Cities with a lower cost of living outside of metro areas are growing in interest, especially among remote and hybrid workers who continue to trade city living for more space and a lower-cost lifestyle. As work-from-home and hybrid working arrangements have outlived pandemic protocols, consumers have been able to leave large cities for more affordable surrounding suburban areas and smaller cities that provide comparable conveniences at a lower cost.
Goodbye Big Cities
Gravy’s report revealed that residents in New York City overwhelmingly moved away from the metropolitan area in favor of places in western and central New York. At the other end of the state where the median house value is just under $180K (less than one-fifth of what it is in Manhattan), Erie County saw its population increase more than any other county. California also saw residents leave trendy Los Angeles County for Riverside County, where the median house value is almost 48% lower.
This trend was seen throughout all 10 most populous U.S. states as consumers moved out of big cities like Atlanta, Chicago, Detroit, Miami, and Charlotte, N.C., in favor of smaller counties/cities in surrounding areas.
“There have been significant changes in the population distribution of the U.S. over the last three years beginning with the pandemic, and now due to increased cost of living and evolving work trends,” said Jeff White, founder and CEO of Gravy Analytics. “Consumers are empowered now more than ever to adjust their living situation to match their desired lifestyle, making it a crucial time for organizations to capitalize on the new opportunities these markets present.
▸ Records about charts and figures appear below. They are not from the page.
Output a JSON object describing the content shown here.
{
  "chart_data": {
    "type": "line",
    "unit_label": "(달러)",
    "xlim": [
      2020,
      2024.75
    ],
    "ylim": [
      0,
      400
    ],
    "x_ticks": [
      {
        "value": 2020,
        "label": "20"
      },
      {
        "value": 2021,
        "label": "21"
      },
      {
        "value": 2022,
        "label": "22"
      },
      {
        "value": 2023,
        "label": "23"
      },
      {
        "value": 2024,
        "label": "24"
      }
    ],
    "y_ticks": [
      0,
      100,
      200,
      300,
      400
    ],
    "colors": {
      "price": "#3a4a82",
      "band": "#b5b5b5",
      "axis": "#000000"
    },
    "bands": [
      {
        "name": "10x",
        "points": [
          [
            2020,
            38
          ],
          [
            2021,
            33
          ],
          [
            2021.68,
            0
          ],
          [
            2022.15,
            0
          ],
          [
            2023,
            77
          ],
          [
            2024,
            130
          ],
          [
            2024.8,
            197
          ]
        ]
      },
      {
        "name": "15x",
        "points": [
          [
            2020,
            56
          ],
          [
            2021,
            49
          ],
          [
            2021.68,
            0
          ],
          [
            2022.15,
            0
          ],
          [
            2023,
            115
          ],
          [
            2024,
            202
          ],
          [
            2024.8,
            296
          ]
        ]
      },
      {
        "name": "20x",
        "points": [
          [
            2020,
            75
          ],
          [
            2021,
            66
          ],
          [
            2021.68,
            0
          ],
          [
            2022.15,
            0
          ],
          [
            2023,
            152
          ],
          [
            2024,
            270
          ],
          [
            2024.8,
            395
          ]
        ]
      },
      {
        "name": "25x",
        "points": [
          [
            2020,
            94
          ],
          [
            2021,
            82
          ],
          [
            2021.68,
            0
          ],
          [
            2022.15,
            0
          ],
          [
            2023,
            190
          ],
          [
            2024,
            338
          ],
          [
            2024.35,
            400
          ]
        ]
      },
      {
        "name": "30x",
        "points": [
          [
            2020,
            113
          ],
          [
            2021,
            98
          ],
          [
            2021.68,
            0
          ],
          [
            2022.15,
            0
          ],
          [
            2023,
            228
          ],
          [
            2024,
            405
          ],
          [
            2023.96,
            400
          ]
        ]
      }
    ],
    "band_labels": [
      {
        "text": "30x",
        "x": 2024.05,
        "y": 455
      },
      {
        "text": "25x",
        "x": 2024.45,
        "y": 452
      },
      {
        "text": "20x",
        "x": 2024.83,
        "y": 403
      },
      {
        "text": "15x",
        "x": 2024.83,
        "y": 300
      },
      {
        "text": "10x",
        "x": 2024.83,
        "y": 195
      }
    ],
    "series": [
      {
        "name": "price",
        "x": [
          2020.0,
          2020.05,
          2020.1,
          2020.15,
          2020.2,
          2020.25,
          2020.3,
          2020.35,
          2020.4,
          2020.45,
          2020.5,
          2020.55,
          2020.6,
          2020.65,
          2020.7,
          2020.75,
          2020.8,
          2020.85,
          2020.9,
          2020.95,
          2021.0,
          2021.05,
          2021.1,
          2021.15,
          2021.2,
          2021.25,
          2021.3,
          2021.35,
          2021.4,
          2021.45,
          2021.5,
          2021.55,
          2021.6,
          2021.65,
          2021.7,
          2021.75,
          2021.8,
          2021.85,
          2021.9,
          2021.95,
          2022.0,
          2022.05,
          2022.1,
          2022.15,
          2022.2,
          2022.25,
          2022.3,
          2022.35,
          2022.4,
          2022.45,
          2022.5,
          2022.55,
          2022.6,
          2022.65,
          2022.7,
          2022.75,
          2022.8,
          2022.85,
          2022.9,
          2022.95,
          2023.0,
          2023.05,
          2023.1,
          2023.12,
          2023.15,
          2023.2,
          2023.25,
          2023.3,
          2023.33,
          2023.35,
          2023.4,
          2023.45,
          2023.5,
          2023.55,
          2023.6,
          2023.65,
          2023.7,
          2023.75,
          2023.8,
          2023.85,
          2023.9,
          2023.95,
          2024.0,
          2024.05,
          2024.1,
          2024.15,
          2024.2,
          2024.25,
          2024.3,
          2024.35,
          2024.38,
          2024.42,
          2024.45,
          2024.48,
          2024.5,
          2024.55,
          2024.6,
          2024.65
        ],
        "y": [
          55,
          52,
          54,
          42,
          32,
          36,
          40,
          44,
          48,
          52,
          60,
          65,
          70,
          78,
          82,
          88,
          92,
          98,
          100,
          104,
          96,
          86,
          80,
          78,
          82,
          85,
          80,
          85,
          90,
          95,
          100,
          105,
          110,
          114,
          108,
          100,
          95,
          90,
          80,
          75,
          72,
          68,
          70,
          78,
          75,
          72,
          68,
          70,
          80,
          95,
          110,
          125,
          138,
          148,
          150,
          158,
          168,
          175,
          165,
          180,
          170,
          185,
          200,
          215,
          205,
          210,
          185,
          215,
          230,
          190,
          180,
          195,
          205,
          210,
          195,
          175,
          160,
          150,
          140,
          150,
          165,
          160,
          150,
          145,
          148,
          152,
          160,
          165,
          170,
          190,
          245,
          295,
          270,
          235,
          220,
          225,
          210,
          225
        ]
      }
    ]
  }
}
With the insight provided by location intelligence, cities, retailers, and business owners can anticipate the needs of these consumers and plan their strategies accordingly.”
Additional key trends the report revealed:
- What once was considered a vacation destination is now what consumers are calling home. Previously identified vacation spots such as Rehoboth Beach in Delaware, the many beaches of Brevard County, Florida, and Muskegon, Michigan, are seeing permanent residents that value the opportunities to explore and relax in a vacation destination year-round.
- Consumers still enjoy the feel of a city but on a smaller scale. While the larger metro areas are seeing population losses at a more significant rate, that doesn’t mean consumers are ready to give up city living altogether but rather are seeking the same atmosphere on a smaller (and more cost-effective) scale. With plenty of shopping, dining, and entertainment experiences, smaller cities like Greensboro, N.C., Augusta, Ga., Scranton, Pa., and El Paso, Texas, are seeing population growth.
- As a result of this shift in population, local economies can expect to see a much-needed boost in business. As local businesses continue to bounce back from losses brought on by the pandemic, the resurgence of people to these smaller communities could be just the thing to reinvigorate local economies. Consumers working remotely are taking their substantial salaries from previous big city jobs, increasing median household incomes and bringing more spending to these areas.
To download the full report, visit here.
To find the complete data for all 50 U.S. states, visit here.
To determine population distribution, the report utilizes mobile device signals observed in every county across the nation. A device is recorded in a state or county when the vast majority of its associated signals are present in that state or county. The number of unique devices observed in a state or county is then divided by the total number of unique devices to determine the proportion of total devices in that state or county.
Changes in population distribution are then determined by calculating the difference between the proportion of unique devices observed in a region. The report reflects unique devices observed over 3 years, beginning Jan. 1, 2020, and ending Mar. 31, 2023.